Je songe à cette fin prématurée, et elle m’inquiète, car je me souvins de cette nuit où la funèbre maison retentit des cris de la Warens affolée, parce qu’il avait tenté de se tuer en avalant du laudanum. Ce soir-là elle errait en chemise, agitée par une pénible scène qu’elle avait eue avec lui. « Elle trouva la fiole vide et devina le reste[2]. » Elle criait à Jean-Jacques :

— Va voir. Petit… Va chercher Grossi… Je te dis que je deviens folle… Il va mourir… Il meurt ! Ô mon Dieu !… Du café ?… Il s’était enfermé à clef, ce soir, pour m’empêcher de l’aller trouver comme d’habitude… Je te dis qu’il est jaloux… jaloux sans raison… jaloux même de toi… Il s’était enfermé pour se tuer… Va vite donc ! Va vite… Cours !…

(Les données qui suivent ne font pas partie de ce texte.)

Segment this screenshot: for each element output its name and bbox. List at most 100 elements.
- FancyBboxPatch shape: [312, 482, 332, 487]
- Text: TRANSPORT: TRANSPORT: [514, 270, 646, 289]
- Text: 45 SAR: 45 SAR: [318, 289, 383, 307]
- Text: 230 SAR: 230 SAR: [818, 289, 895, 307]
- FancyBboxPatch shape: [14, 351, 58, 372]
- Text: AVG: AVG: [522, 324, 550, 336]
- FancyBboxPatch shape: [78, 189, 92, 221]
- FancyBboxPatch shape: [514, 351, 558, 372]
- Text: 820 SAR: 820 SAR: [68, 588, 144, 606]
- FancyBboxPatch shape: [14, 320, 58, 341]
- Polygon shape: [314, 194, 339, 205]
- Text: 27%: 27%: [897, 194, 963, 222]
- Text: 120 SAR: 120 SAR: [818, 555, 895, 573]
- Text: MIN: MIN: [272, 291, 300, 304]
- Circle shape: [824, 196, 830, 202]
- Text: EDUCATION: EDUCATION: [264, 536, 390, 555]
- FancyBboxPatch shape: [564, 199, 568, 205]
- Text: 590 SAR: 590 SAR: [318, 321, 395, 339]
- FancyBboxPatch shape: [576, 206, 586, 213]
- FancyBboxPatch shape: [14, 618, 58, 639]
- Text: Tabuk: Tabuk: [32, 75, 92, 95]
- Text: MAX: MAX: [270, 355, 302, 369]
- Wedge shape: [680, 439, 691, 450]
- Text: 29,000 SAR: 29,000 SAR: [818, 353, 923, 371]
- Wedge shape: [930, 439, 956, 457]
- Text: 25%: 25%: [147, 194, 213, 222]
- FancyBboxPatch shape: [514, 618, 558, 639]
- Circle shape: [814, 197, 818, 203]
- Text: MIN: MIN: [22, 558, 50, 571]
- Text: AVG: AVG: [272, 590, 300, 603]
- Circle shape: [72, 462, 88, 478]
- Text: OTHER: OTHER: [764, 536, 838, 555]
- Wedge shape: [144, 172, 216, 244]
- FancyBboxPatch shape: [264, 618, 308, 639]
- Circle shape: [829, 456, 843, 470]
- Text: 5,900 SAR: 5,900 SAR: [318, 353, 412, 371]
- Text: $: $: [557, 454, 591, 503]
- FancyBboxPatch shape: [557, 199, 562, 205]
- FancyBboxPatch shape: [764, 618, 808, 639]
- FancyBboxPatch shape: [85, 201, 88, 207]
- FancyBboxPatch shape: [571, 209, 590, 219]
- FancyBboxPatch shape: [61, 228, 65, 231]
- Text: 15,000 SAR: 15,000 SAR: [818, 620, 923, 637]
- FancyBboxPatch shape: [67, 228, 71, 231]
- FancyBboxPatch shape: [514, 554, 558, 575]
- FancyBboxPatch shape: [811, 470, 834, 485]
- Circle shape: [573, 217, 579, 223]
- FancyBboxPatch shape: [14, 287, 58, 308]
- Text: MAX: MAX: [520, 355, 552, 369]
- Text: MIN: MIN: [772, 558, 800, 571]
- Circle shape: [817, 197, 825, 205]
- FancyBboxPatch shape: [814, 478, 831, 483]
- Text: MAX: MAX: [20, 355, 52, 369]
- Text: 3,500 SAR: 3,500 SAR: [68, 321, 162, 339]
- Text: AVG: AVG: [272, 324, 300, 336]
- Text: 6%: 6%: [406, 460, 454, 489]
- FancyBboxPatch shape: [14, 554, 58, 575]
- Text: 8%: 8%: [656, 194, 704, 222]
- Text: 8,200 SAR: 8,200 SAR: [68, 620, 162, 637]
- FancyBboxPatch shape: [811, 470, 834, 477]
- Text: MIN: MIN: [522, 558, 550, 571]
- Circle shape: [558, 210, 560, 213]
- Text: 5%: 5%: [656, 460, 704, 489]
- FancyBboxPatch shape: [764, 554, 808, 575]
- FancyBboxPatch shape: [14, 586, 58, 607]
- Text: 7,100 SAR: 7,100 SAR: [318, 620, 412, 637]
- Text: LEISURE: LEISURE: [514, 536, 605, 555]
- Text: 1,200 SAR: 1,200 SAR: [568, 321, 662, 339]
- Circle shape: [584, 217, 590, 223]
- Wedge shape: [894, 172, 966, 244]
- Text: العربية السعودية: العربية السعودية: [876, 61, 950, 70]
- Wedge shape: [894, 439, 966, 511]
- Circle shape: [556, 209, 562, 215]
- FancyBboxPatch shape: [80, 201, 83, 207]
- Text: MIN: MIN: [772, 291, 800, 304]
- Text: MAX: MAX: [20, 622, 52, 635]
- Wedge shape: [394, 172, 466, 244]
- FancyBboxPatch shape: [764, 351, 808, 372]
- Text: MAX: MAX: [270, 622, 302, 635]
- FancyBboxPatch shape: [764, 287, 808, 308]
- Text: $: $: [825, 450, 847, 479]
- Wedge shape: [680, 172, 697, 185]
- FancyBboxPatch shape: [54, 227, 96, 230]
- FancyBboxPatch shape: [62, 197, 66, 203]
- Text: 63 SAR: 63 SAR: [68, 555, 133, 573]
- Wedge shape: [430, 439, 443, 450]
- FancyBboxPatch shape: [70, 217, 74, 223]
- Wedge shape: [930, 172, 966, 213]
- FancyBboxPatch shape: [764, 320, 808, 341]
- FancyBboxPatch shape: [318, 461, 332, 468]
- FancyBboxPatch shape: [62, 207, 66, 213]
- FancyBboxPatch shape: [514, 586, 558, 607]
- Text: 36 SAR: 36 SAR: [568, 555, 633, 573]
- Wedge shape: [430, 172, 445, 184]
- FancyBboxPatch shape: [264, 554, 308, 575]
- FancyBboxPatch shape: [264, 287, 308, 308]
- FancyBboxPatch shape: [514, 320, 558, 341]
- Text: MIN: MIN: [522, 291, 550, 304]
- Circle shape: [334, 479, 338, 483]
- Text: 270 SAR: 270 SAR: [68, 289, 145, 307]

Mais à cette heure, est-ce lui Claude Anet, au retour de quelque herborisation ? Il ne s’offusque plus de les surprendre ainsi, ayant dû se plier enfin aux exigences de sa bonne maîtresse. Elle n’eût

  1. Claude Anet a été enterré à Saint-Léger (St-François de Salles, Chambéry), le 14 mars 1784. Il était né dans le pays de Vaud, en 1706. Le génipi dont parle Rousseau doit être l’artemisia spicata ou le mutellina.
  2. Les Confessions, partie I, liv. V.